In business news this week: the government approves the 2012 draft budget amidst concerns over revised economic growth predictions, wages rose by an average 2.5 percent in the second quarter while the jobless rate remains essentially unchanged at 8.2 percent.
The Czech coalition government on Wednesday unanimously approved the 2012 state budget, with a deficit projected at 105 billion crowns. The proposed budget draft reckons with revenues of 1,084 billion crowns and expenditures of 1,189 billion crowns.
The government’s main target is to narrow the public-finance shortfall, the fiscal yardstick for assessing an EU member’s readiness to adopt the euro, to 3.5 percent of gross domestic product in 2012 from 4.2 percent in 2011. The cabinet expects to trim the gap to less than 3 percent in 2013. However revised growth predictions for 2012 have cast doubt on the sustainability of the budget in its present form, with analysts predicting that further cuts in public spending may prove inevitable.
Analysts have also questioned the projected consumer growth of 2 percent in view of a VAT hike on consumer goods from 10 to 14 percent which is expected to curb consumer growth. The government is counting on higher revenues from the VAT hike to help reduce the public finance deficit, along with spending cuts and other measures.

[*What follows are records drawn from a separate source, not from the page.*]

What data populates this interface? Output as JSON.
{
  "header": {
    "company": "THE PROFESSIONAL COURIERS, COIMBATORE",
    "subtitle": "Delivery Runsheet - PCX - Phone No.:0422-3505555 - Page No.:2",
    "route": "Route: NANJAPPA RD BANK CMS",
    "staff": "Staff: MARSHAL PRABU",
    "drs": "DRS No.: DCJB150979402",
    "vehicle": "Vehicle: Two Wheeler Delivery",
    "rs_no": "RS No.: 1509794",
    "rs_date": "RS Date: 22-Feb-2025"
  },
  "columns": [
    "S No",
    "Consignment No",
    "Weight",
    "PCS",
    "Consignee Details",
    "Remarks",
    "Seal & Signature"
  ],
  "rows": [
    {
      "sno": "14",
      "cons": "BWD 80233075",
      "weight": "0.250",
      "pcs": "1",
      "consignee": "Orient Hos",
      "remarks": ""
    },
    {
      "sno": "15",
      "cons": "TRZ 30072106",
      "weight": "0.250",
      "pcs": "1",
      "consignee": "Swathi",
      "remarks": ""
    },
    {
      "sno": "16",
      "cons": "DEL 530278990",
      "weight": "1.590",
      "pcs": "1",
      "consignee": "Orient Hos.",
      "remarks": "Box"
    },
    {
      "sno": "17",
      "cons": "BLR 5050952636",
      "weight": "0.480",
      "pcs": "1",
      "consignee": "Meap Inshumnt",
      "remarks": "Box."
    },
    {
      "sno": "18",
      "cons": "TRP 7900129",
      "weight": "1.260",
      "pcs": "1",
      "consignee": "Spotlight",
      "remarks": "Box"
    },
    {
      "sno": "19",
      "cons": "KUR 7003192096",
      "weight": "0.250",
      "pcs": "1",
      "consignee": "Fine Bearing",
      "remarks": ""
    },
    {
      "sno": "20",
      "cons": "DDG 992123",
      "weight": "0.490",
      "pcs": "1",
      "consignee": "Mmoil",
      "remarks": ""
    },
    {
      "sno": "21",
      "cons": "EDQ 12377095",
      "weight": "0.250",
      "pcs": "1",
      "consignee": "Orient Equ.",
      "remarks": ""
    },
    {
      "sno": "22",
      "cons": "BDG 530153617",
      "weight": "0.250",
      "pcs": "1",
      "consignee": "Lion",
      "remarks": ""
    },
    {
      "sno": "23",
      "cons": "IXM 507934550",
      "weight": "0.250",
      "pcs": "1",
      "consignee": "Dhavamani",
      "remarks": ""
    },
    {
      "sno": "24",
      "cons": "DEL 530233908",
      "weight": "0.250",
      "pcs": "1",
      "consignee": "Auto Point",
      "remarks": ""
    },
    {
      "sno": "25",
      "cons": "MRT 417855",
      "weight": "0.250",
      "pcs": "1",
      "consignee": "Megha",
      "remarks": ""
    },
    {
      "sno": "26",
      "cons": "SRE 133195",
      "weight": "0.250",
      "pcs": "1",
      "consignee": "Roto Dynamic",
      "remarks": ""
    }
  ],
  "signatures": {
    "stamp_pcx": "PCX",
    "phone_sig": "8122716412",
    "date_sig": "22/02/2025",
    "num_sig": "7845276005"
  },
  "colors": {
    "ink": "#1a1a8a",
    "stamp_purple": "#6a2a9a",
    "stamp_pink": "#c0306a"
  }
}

The IMF this week revised downward its estimate for Czech economic growth in 2012 –from a previous 2.9 percent to 1.8 percent of the GDP. At the same time, the IMF slightly upped its estimate for this year’s growth to 2.0 percent. The renewed estimates are part of a global economy outlook which is threatened by the EU’s debt crisis and the lack of a fiscal plan in the US. Czech analysts that next year’s economic growth could slide even lower should Europe’s leading economies slip into recession and pull the export-oriented Czech economy down with them.
The Czech unemployment rate remained essentially unchanged at 8.2 percent in August, data from the Labour Ministry showed Thursday. The unemployment rate for women came in at 10 percent and that for men was 6.8 percent. From 2004 until 2010, Czech Republic's unemployment rate averaged 7.8 percent reaching an historical high of 10.2 percent in February of 2004 and a record low of 5.0 percent in May of 2008.
Speaking at an international conference on the future of nuclear power in the town of Trebic this week Czech Industry and Trade Minister, Martin Kocourek, said the government was planning to extending the lifespan of the Czech Republic’s oldest nuclear power plant Dukovany, and build a fifth reactor block at the country’s other nuclear plant, Temelín after 2020. Last year Dukovany was the largest single source of power in the Czech Republic, outputting 14.176 TWh. Temelín, which currently has two reactor blocks, produced 13.820 TWh in 2010.
Wages in the Czech Republic rose by an average 2.5 percent in the second quarter of the year with wage hikes outstripping price rises for goods and services in the first half of the year, the Czech Statistical Office announced this week. The average wage climbed to just under 24,000 crowns in the second quarter with the 2.5 percent rise outstripping a 1.8 percent rise in the price of goods and services. Pay rises were spread out unevenly though with wages actually falling in the non-business sector by 0.9 percent and climbing in the business sector by 3.2 percent.
The number of dollar millionaires in the Czech Republic grew by more than 29 percent to 16,200 in 2010, according to a Global Wealth Management report published this week. Analysts say that the growing number of very rich people in the Czech Republic reflects the gradually widening gap in the Czech society between low and high income households.